The following proposition tells us that given any nonempty subset $S$ of an inner product space $H$, the corresponding orthogonal set $S^{\perp}$ is always a subspace of $H$.

 Proposition 1: Let $H$ be an inner product space and let $S \subseteq H$ be nonempty. Then $S^{\perp}$ is a subspace of $H$.
• Proof: First observe that $\langle 0, s \rangle = 0$ for all $s \in S$ and so $0 \in S^{\perp}$.

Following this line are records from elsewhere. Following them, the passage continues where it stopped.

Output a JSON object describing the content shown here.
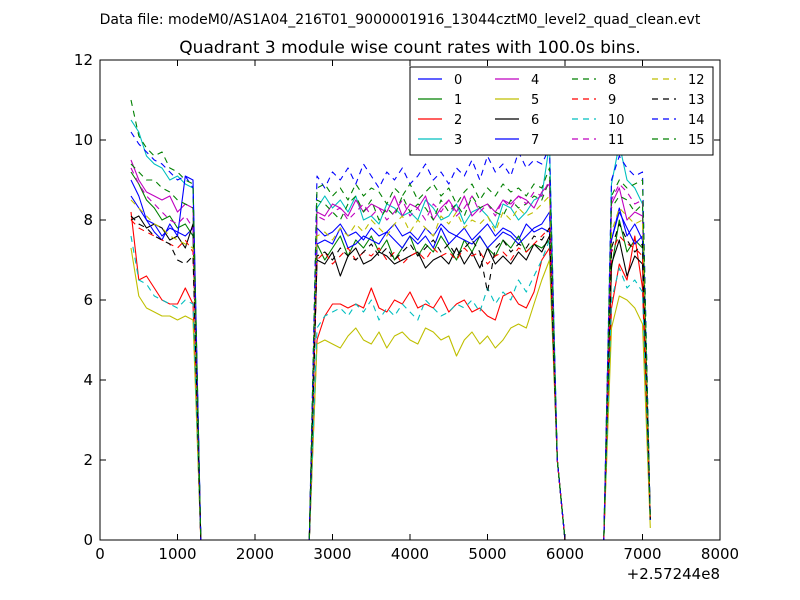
{
  "figure": {
    "suptitle": "Data file: modeM0/AS1A04_216T01_9000001916_13044cztM0_level2_quad_clean.evt",
    "x_offset_label": "+2.57244e8"
  },
  "chart_data": {
    "type": "line",
    "title": "Quadrant 3 module wise count rates with 100.0s bins.",
    "xlabel": "",
    "ylabel": "",
    "xlim": [
      0,
      8000
    ],
    "ylim": [
      0,
      12
    ],
    "x_ticks": [
      "0",
      "1000",
      "2000",
      "3000",
      "4000",
      "5000",
      "6000",
      "7000",
      "8000"
    ],
    "y_ticks": [
      "0",
      "2",
      "4",
      "6",
      "8",
      "10",
      "12"
    ],
    "legend_position": "top-right",
    "x": [
      400,
      500,
      600,
      700,
      800,
      900,
      1000,
      1100,
      1200,
      1300,
      2700,
      2800,
      2900,
      3000,
      3100,
      3200,
      3300,
      3400,
      3500,
      3600,
      3700,
      3800,
      3900,
      4000,
      4100,
      4200,
      4300,
      4400,
      4500,
      4600,
      4700,
      4800,
      4900,
      5000,
      5100,
      5200,
      5300,
      5400,
      5500,
      5600,
      5700,
      5800,
      5900,
      6000,
      6500,
      6600,
      6700,
      6800,
      6900,
      7000,
      7100
    ],
    "gap_zero_segments": [
      [
        1320,
        2700
      ],
      [
        6000,
        6500
      ]
    ],
    "series": [
      {
        "name": "0",
        "color": "#0000ff",
        "dash": "solid",
        "values": [
          9.0,
          8.6,
          8.0,
          7.9,
          7.6,
          7.8,
          7.7,
          7.6,
          7.8,
          0.0,
          0.0,
          7.8,
          7.6,
          7.7,
          7.9,
          7.6,
          7.7,
          7.5,
          7.8,
          7.6,
          7.7,
          7.9,
          7.6,
          7.7,
          7.5,
          7.8,
          7.6,
          7.9,
          7.7,
          7.6,
          7.8,
          7.5,
          7.7,
          7.9,
          7.6,
          7.8,
          7.7,
          7.5,
          7.9,
          7.7,
          7.8,
          7.7,
          2.0,
          0.0,
          0.0,
          7.5,
          8.3,
          7.6,
          7.9,
          7.5,
          0.5
        ]
      },
      {
        "name": "1",
        "color": "#008000",
        "dash": "solid",
        "values": [
          9.2,
          8.9,
          8.5,
          8.3,
          8.0,
          8.1,
          7.8,
          7.9,
          7.6,
          0.0,
          0.0,
          7.4,
          7.0,
          7.3,
          7.6,
          7.1,
          7.5,
          7.3,
          7.6,
          7.2,
          7.5,
          7.0,
          7.3,
          7.6,
          7.1,
          7.4,
          7.2,
          7.6,
          7.3,
          7.0,
          7.5,
          7.2,
          7.6,
          7.3,
          7.1,
          7.5,
          7.3,
          7.6,
          7.2,
          7.4,
          7.3,
          7.5,
          2.0,
          0.0,
          0.0,
          6.8,
          8.0,
          7.2,
          7.5,
          7.3,
          0.5
        ]
      },
      {
        "name": "2",
        "color": "#ff0000",
        "dash": "solid",
        "values": [
          8.2,
          6.5,
          6.6,
          6.3,
          6.0,
          5.9,
          5.9,
          6.3,
          5.9,
          0.0,
          0.0,
          5.0,
          5.6,
          5.9,
          5.9,
          5.8,
          5.9,
          5.8,
          6.3,
          5.8,
          5.7,
          6.0,
          5.9,
          6.2,
          5.8,
          5.9,
          5.8,
          6.1,
          5.7,
          5.9,
          6.0,
          5.7,
          5.8,
          5.6,
          5.5,
          6.1,
          6.2,
          5.9,
          5.8,
          6.2,
          7.0,
          7.3,
          2.0,
          0.0,
          0.0,
          5.8,
          6.9,
          6.5,
          7.6,
          6.3,
          0.5
        ]
      },
      {
        "name": "3",
        "color": "#00bfbf",
        "dash": "solid",
        "values": [
          10.5,
          10.2,
          9.6,
          9.4,
          9.3,
          9.0,
          9.1,
          8.9,
          8.8,
          0.0,
          0.0,
          8.3,
          8.6,
          8.3,
          8.5,
          8.2,
          8.6,
          8.0,
          8.1,
          7.9,
          8.4,
          8.3,
          8.1,
          8.2,
          8.0,
          8.5,
          8.3,
          8.0,
          8.1,
          8.4,
          7.9,
          8.2,
          8.3,
          8.1,
          7.8,
          8.4,
          8.3,
          8.0,
          8.2,
          8.5,
          8.6,
          9.9,
          2.0,
          0.0,
          0.0,
          8.9,
          9.9,
          9.0,
          8.8,
          8.4,
          0.5
        ]
      },
      {
        "name": "4",
        "color": "#bf00bf",
        "dash": "solid",
        "values": [
          9.5,
          9.0,
          8.7,
          8.6,
          8.5,
          8.6,
          8.2,
          8.4,
          8.3,
          0.0,
          0.0,
          8.2,
          8.1,
          8.4,
          8.3,
          8.1,
          8.5,
          8.2,
          8.4,
          8.3,
          8.2,
          8.6,
          8.1,
          8.4,
          8.3,
          8.6,
          8.0,
          8.3,
          8.5,
          8.2,
          8.6,
          8.1,
          8.3,
          8.4,
          8.2,
          8.5,
          8.4,
          8.6,
          8.5,
          8.3,
          8.7,
          8.9,
          2.0,
          0.0,
          0.0,
          8.4,
          8.8,
          8.0,
          8.2,
          8.1,
          0.5
        ]
      },
      {
        "name": "5",
        "color": "#bfbf00",
        "dash": "solid",
        "values": [
          7.3,
          6.1,
          5.8,
          5.7,
          5.6,
          5.6,
          5.5,
          5.6,
          5.5,
          0.0,
          0.0,
          4.9,
          5.0,
          4.9,
          4.8,
          5.1,
          5.3,
          5.0,
          4.9,
          5.2,
          4.8,
          5.1,
          5.2,
          5.0,
          4.9,
          5.3,
          5.2,
          5.0,
          5.1,
          4.6,
          5.0,
          5.2,
          4.9,
          5.1,
          4.8,
          5.0,
          5.3,
          5.4,
          5.3,
          5.9,
          6.5,
          7.0,
          2.0,
          0.0,
          0.0,
          5.3,
          6.1,
          6.0,
          5.8,
          5.4,
          0.3
        ]
      },
      {
        "name": "6",
        "color": "#000000",
        "dash": "solid",
        "values": [
          8.0,
          8.1,
          7.8,
          7.9,
          7.8,
          7.5,
          7.6,
          7.3,
          7.9,
          0.0,
          0.0,
          7.0,
          6.9,
          7.2,
          6.6,
          7.1,
          7.3,
          6.9,
          7.0,
          7.2,
          7.1,
          6.9,
          7.0,
          7.1,
          7.2,
          6.8,
          7.0,
          7.1,
          6.9,
          7.3,
          6.9,
          7.2,
          6.8,
          7.3,
          6.9,
          7.1,
          6.9,
          7.2,
          7.0,
          7.4,
          7.2,
          7.6,
          2.0,
          0.0,
          0.0,
          6.9,
          7.5,
          6.6,
          7.1,
          6.9,
          0.5
        ]
      },
      {
        "name": "7",
        "color": "#0000ff",
        "dash": "solid",
        "values": [
          8.6,
          8.3,
          8.0,
          7.7,
          7.5,
          7.9,
          7.6,
          9.1,
          9.0,
          0.0,
          0.0,
          7.4,
          7.5,
          7.4,
          7.8,
          7.3,
          7.4,
          7.6,
          7.5,
          7.4,
          7.7,
          7.5,
          7.3,
          7.6,
          7.4,
          7.6,
          7.3,
          7.8,
          7.4,
          7.6,
          7.5,
          7.4,
          7.6,
          7.3,
          7.5,
          7.7,
          7.6,
          7.4,
          7.6,
          7.8,
          7.9,
          8.2,
          2.0,
          0.0,
          0.0,
          7.5,
          8.2,
          7.8,
          7.4,
          7.6,
          0.5
        ]
      },
      {
        "name": "8",
        "color": "#008000",
        "dash": "dashed",
        "values": [
          9.4,
          9.2,
          9.0,
          9.0,
          8.8,
          8.7,
          8.5,
          8.4,
          8.3,
          0.0,
          0.0,
          8.5,
          8.4,
          8.2,
          8.0,
          8.4,
          8.6,
          8.2,
          8.5,
          8.0,
          8.3,
          8.1,
          8.6,
          8.2,
          8.4,
          8.3,
          8.0,
          8.5,
          8.2,
          8.4,
          8.1,
          8.6,
          8.3,
          8.4,
          8.2,
          8.1,
          8.5,
          8.3,
          8.4,
          8.6,
          8.5,
          9.0,
          2.0,
          0.0,
          0.0,
          8.3,
          8.6,
          8.5,
          8.2,
          8.4,
          0.5
        ]
      },
      {
        "name": "9",
        "color": "#ff0000",
        "dash": "dashed",
        "values": [
          8.0,
          7.8,
          7.7,
          7.6,
          7.5,
          7.4,
          7.3,
          7.5,
          7.2,
          0.0,
          0.0,
          7.0,
          7.2,
          6.9,
          7.1,
          7.3,
          7.0,
          7.2,
          7.1,
          7.3,
          7.0,
          7.2,
          6.9,
          7.1,
          7.2,
          7.0,
          7.3,
          7.1,
          7.2,
          7.0,
          7.3,
          7.1,
          7.2,
          6.9,
          7.1,
          7.2,
          7.0,
          7.3,
          7.2,
          7.4,
          7.6,
          7.8,
          2.0,
          0.0,
          0.0,
          7.2,
          7.6,
          7.4,
          7.3,
          7.1,
          0.5
        ]
      },
      {
        "name": "10",
        "color": "#00bfbf",
        "dash": "dashed",
        "values": [
          7.6,
          6.5,
          6.4,
          6.1,
          6.0,
          5.9,
          5.8,
          6.0,
          5.9,
          0.0,
          0.0,
          5.3,
          5.6,
          5.7,
          5.8,
          5.6,
          5.9,
          5.7,
          6.0,
          5.5,
          5.8,
          5.6,
          5.9,
          5.7,
          5.5,
          6.0,
          5.8,
          5.6,
          5.7,
          5.9,
          5.8,
          6.0,
          5.7,
          6.3,
          5.9,
          6.2,
          6.0,
          6.5,
          6.2,
          6.6,
          7.0,
          7.5,
          2.0,
          0.0,
          0.0,
          6.0,
          6.8,
          6.3,
          6.5,
          6.2,
          0.5
        ]
      },
      {
        "name": "11",
        "color": "#bf00bf",
        "dash": "dashed",
        "values": [
          9.3,
          8.9,
          8.6,
          8.4,
          8.2,
          8.0,
          7.9,
          8.1,
          7.8,
          0.0,
          0.0,
          8.1,
          8.0,
          8.2,
          8.3,
          8.0,
          8.2,
          8.4,
          8.1,
          8.3,
          8.0,
          8.2,
          8.5,
          8.1,
          8.3,
          8.0,
          8.4,
          8.2,
          8.5,
          8.1,
          8.3,
          8.6,
          8.2,
          8.4,
          8.1,
          8.5,
          8.3,
          8.6,
          8.4,
          8.7,
          8.6,
          9.0,
          2.0,
          0.0,
          0.0,
          8.5,
          8.9,
          8.7,
          8.4,
          8.5,
          0.5
        ]
      },
      {
        "name": "12",
        "color": "#bfbf00",
        "dash": "dashed",
        "values": [
          8.5,
          8.3,
          8.1,
          7.9,
          7.8,
          7.6,
          7.5,
          7.4,
          7.3,
          0.0,
          0.0,
          7.6,
          7.7,
          7.5,
          7.8,
          7.6,
          7.9,
          7.7,
          8.0,
          7.8,
          7.6,
          7.9,
          8.1,
          7.7,
          8.0,
          7.8,
          7.6,
          8.1,
          7.9,
          8.2,
          7.8,
          8.0,
          7.9,
          8.1,
          7.7,
          8.2,
          8.0,
          8.3,
          8.1,
          8.2,
          8.4,
          8.6,
          2.0,
          0.0,
          0.0,
          7.7,
          8.3,
          8.1,
          7.9,
          8.0,
          0.5
        ]
      },
      {
        "name": "13",
        "color": "#000000",
        "dash": "dashed",
        "values": [
          8.1,
          7.9,
          7.8,
          7.6,
          7.5,
          7.4,
          7.0,
          6.9,
          7.1,
          0.0,
          0.0,
          7.1,
          7.2,
          7.0,
          7.3,
          7.1,
          7.0,
          7.2,
          7.4,
          7.1,
          7.3,
          7.0,
          7.2,
          7.4,
          7.1,
          7.3,
          7.5,
          7.2,
          7.4,
          7.1,
          7.3,
          7.5,
          7.2,
          6.2,
          7.3,
          7.5,
          7.2,
          7.4,
          7.3,
          7.6,
          7.5,
          7.8,
          2.0,
          0.0,
          0.0,
          7.3,
          7.9,
          7.5,
          7.2,
          7.4,
          0.5
        ]
      },
      {
        "name": "14",
        "color": "#0000ff",
        "dash": "dashed",
        "values": [
          10.2,
          9.9,
          9.7,
          9.5,
          9.4,
          9.2,
          9.0,
          9.1,
          8.8,
          0.0,
          0.0,
          9.1,
          8.8,
          9.2,
          9.0,
          9.3,
          8.9,
          9.4,
          9.1,
          8.8,
          9.2,
          9.0,
          9.3,
          8.9,
          9.1,
          9.4,
          9.0,
          9.2,
          8.9,
          9.3,
          9.1,
          9.5,
          9.0,
          9.6,
          9.2,
          9.4,
          9.1,
          9.7,
          9.3,
          9.5,
          9.4,
          9.8,
          2.0,
          0.0,
          0.0,
          9.0,
          9.6,
          9.3,
          9.1,
          9.2,
          0.5
        ]
      },
      {
        "name": "15",
        "color": "#008000",
        "dash": "dashed",
        "values": [
          11.0,
          10.1,
          9.8,
          9.6,
          9.7,
          9.3,
          9.2,
          9.0,
          8.9,
          0.0,
          0.0,
          8.8,
          8.9,
          8.6,
          8.8,
          8.5,
          8.9,
          8.6,
          8.8,
          8.7,
          8.4,
          8.8,
          8.6,
          8.9,
          8.5,
          8.7,
          8.9,
          8.6,
          8.8,
          8.4,
          8.7,
          8.9,
          8.5,
          8.8,
          8.6,
          8.9,
          8.7,
          8.8,
          8.6,
          8.9,
          8.8,
          9.3,
          2.0,
          0.0,
          0.0,
          8.6,
          9.0,
          8.8,
          8.9,
          9.0,
          0.5
        ]
      }
    ]
  }
}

• Let $h_1, h_2 \in S^{\perp}$. Then $\langle h_1, s \rangle = 0$ and $\langle h_2, s \rangle = 0$ for all $s \in S$. So for every $s \in S$:
(1)
\begin{align} \quad \langle h_1 + h_2, s \rangle = \langle h_1, s \rangle + \langle h_2, s \rangle = 0 + 0 = 0 \end{align}
• Thus $S^{\perp}$ is closed under addition.
• Now let $h \in S^{\perp}$ and let $\lambda \in \mathbb{R}$. Then $\langle h, s \rangle = 0$ for all $s \in S$ and so for every $s \in S$:
(2)
\begin{align} \quad \langle \lambda h, s \rangle = \lambda \langle h, s \rangle = \lambda \cdot 0 = 0 \end{align}
• Thus $S^{\perp}$ is closed under scalar multiplication. We conclude that $S^{\perp}$ is subspace of $H$. $\blacksquare$